Can investigators dig up Susan Flores’ yard?

Nelligan said they have shared their findings with the San Luis Obispo County Sheriff’s Office, but the agency told The Tribune it could not comment on the investigation as it is still active.

Det. Greg Smith told The Tribune in July that the science the men presented amounts to a theory rather than evidence.

“My job is to either validate what they’re saying or find another expert to say that what they’re doing is correct or what they’re doing is sound science or not,” he said. “And that’s where we are in the process.”

According to experts also interviewed by The Tribune in July, the biggest challenge in this case is not necessarily obtaining a search warrant, but rather successfully litigating the science that could be the foundation for a warrant.

Computer modeling from a team of scientists show how soil vapor sampling discovered human decomposition compounds in Marcia Papich’s yard at 523 East Branch street, adjacent to Susan Flores’ fence and home at 529 East Branch St., in August 2021. The data shows compounds were found at more than 3100 parts per billion in the soil in the red zone.
Computer modeling from a team of scientists show how soil vapor sampling discovered human decomposition compounds in Marcia Papich’s yard at 523 East Branch street, adjacent to Susan Flores’ fence and home at 529 East Branch St., in August 2021. The data shows compounds were found at more than 3100 parts per billion in the soil in the red zone.

The majority of the three-month criminal trial against Paul Flores and his father, Ruben Flores, revolved around similar scientific disputes.

The prosecution argued there was a clandestine grave with traces of blood beneath Ruben Flores’ deck and used dog alerts for human remains to make its case, among other forensic evidence. Defense attorneys argued this evidence was “junk science” inaccurately framed to convict their clients.

Susan Flores, whose property is at the heart of this question, declined to comment on the scientists’ findings through her son’s attorney, Harold Mesick, who also declined to comment.
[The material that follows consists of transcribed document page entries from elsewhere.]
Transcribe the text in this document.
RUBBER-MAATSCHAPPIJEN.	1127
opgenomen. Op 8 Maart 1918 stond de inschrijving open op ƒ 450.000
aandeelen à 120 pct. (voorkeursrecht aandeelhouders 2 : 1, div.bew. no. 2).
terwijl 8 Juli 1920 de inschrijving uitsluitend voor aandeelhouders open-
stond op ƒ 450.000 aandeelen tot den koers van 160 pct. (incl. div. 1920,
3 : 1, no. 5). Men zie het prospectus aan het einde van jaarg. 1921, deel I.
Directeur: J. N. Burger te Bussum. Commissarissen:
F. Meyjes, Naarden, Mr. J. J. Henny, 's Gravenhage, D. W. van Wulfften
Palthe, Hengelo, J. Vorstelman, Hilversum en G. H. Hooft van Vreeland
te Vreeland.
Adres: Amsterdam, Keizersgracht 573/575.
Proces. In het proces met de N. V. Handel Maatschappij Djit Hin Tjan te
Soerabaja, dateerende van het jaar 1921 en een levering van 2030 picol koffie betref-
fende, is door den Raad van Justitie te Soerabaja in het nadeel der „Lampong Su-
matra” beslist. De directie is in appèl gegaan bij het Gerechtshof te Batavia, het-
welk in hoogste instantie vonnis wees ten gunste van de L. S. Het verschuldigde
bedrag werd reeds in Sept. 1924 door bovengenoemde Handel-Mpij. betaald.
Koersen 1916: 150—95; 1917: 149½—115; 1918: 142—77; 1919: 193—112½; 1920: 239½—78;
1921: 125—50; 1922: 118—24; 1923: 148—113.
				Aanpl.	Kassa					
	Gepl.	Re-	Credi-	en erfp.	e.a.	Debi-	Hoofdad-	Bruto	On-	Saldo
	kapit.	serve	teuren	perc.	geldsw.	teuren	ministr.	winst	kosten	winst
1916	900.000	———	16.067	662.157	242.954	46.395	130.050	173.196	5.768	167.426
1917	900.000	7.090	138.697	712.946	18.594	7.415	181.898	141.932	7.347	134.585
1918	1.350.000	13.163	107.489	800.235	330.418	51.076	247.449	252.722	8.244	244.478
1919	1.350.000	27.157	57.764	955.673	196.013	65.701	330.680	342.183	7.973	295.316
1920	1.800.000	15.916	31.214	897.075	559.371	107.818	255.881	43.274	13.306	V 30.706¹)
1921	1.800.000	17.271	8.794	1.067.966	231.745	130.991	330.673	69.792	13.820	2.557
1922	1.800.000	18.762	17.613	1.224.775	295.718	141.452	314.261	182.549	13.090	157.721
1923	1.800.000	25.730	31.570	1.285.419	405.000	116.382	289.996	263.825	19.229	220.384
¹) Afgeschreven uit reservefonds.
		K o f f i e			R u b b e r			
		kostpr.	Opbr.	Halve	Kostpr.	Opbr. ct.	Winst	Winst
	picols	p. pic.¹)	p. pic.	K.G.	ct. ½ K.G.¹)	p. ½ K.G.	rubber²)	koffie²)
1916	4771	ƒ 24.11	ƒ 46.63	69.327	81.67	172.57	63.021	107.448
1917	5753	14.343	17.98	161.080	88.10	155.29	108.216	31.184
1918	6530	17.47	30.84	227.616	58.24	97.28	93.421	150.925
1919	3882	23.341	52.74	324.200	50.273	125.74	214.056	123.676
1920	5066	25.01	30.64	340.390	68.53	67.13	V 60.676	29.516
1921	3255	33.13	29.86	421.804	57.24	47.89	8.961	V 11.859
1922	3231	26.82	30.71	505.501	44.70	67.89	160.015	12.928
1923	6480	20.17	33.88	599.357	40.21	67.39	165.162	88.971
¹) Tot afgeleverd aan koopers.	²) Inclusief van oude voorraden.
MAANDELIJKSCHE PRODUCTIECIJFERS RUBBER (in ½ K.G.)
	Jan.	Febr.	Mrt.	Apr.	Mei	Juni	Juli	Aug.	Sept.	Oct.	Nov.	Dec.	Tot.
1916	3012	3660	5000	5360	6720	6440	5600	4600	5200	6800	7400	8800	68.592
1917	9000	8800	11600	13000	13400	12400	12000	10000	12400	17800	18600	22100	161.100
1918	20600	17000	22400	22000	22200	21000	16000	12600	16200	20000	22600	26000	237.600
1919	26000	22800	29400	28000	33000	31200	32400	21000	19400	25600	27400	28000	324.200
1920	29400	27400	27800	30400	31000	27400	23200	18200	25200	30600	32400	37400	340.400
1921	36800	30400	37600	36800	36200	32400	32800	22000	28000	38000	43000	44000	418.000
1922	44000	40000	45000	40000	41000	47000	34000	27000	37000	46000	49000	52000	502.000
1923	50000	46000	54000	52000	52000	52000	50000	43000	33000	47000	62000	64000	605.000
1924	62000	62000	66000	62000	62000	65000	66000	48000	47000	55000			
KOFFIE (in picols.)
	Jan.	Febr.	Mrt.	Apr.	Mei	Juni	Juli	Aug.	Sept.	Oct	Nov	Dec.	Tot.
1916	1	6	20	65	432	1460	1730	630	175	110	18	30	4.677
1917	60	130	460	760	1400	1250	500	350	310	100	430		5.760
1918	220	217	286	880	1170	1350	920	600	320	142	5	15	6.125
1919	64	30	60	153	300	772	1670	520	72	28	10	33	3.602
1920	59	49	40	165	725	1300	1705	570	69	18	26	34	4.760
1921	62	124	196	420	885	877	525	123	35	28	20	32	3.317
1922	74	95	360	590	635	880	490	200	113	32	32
Environmental engineer Tim Nelligan installed soil vapor probes into Marcia Papich’s Arroyo Grande yard in March 2023 to test for signs of human decomposition. Papich lives next door to Susan Flores, and he was testing for evidence of human decomposition in the search for Kristin Smart’s body.
Environmental engineer Tim Nelligan installed soil vapor probes into Marcia Papich’s Arroyo Grande yard in March 2023 to test for signs of human decomposition. Papich lives next door to Susan Flores, and he was testing for evidence of human decomposition in the search for Kristin Smart’s body.